Apart from making loan guarantees, Ex-Im Bank planned to nearly double its direct lending for aviation from $4.5bn last year to $8bn this year, Mr Matthews said. "It's a reflection of the challenging market conditions." Gulf airlines were expected to be recipients of the export credit agency's assistance, he said. "Emirates has an existing relationship with Ex-Im Bank and Etihad is in the process of going into Ex-Im Bank for their deliveries, starting later this year."
Meanwhile, Boeing Capital expects its lending this year to be directed at US airlines, which do not qualify for export credit assistance. Middle Eastern airlines do qualify and as a result Mr Matthews said Boeing Capital did not expect to make any loans in the region. While widespread fear may have aptly described the financial community's sentiment at the close of last year, institutions were now cautiously considering making financing deals, he said. "There are still lenders in Europe and Asia that are able to lend because they didn't invest in subprime mortgages and other things.

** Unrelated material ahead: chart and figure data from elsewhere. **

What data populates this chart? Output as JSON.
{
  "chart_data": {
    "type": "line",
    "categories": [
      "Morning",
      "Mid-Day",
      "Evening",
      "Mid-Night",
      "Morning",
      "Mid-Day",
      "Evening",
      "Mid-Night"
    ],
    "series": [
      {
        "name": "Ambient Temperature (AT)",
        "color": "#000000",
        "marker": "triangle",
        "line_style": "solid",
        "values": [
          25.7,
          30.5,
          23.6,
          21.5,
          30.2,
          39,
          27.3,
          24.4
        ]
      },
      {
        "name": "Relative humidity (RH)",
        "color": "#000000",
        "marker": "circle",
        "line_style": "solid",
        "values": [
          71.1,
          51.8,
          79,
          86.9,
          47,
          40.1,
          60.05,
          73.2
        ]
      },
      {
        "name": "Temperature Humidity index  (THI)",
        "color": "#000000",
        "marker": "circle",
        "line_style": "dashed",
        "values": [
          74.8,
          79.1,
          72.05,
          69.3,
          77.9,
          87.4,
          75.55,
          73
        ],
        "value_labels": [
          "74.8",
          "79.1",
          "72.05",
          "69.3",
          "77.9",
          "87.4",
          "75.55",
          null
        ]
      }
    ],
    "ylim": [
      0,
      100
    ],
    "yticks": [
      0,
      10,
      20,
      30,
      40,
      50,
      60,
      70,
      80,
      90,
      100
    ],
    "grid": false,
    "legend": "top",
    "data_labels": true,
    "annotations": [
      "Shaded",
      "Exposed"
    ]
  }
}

"Because of difficulties in the marketplace, from a financier's perspective, if you have capital there are very good opportunities. Our view is that aircraft are attractive investments. They are long-lived, with a 25 to 30-year economic useful life." Another reason aircraft were attractive financing candidates was their mobility, Mr Matthews said. "You can readily move it from one jurisdiction to another and from one customer to another. You have more flexibility than other asset classes."